A história dos amigos começou muito antes do Cruzeiro. Pela proximidade, Zé Carlos, que jogava no Sport de Juiz de Fora, saiu da cidade mineira para fazer testes em clubes do Rio de Janeiro. Aprovado pelo Fluminense, equipe onde jogava Procópio, o atleta não ficou nas Laranjeiras pois o time carioca não exerceu a compra do atleta, que pouco depois desembarcou em Belo Horizonte onde atuou no Cruzeiro entre os anos de 1966 a 1978.

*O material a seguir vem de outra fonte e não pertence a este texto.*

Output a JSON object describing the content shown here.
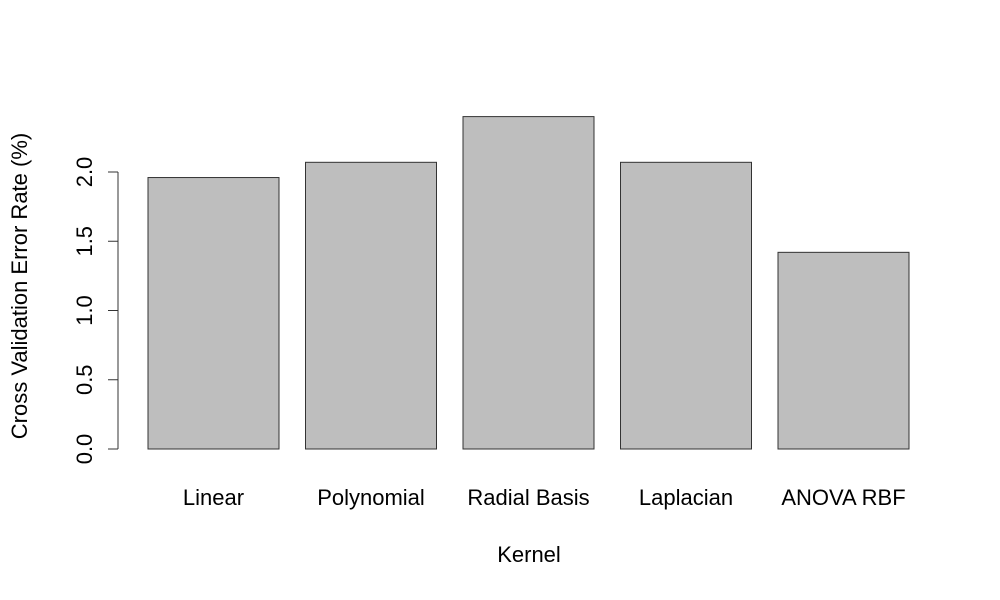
{
  "chart_data": {
    "type": "bar",
    "title": "",
    "xlabel": "Kernel",
    "ylabel": "Cross Validation Error Rate (%)",
    "categories": [
      "Linear",
      "Polynomial",
      "Radial Basis",
      "Laplacian",
      "ANOVA RBF"
    ],
    "values": [
      1.96,
      2.07,
      2.4,
      2.07,
      1.42
    ],
    "ylim": [
      0,
      2.4
    ],
    "yticks": [
      "0.0",
      "0.5",
      "1.0",
      "1.5",
      "2.0"
    ],
    "bar_color": "#bebebe",
    "grid": false,
    "legend": "none"
  }
}
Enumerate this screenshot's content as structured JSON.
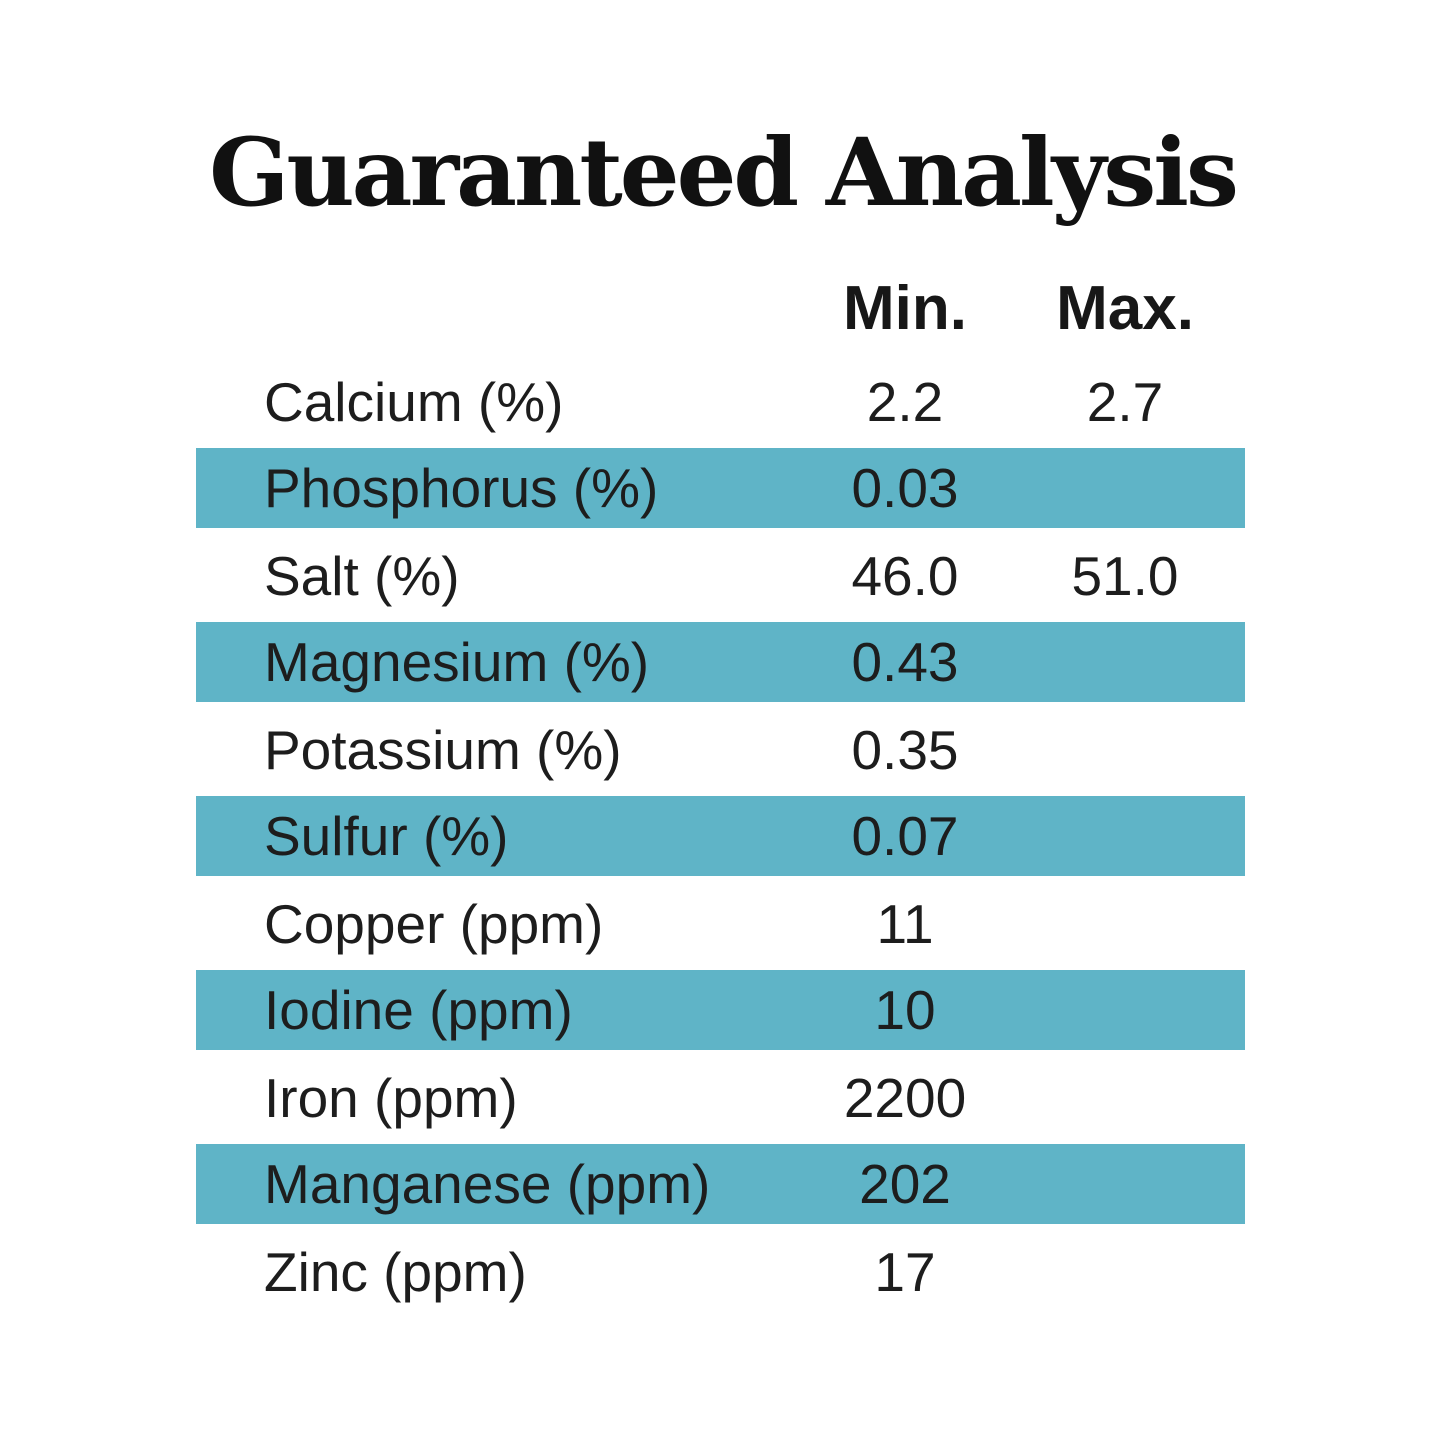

“Conheci o Zé Carlos muito antes do Cruzeiro. Jogava no Fluminense e ele foi até o Rio de Janeiro fazer um teste no Clube e passou, não poderia ser diferente. Porém, o Fluminense não tinha os sete milhões da época para comprar o jogador junto ao Sport de Juiz de Fora. Então o Fluminense não ficou com ele e o Felício Brandi, presidente celeste, era muito esperto, veio e o comprou. E o Zé Carlos foi esse esplendoroso jogador que todos nós conhecemos”, concluiu.

Pela Raposa, Zé Carlos foi campeão da Libertadores de 1976 e do Campeonato Brasileiro de 1966, além de ter sido campeão mineiro em nove ocasiões (1966/67/68/69/72/73/74/75/77).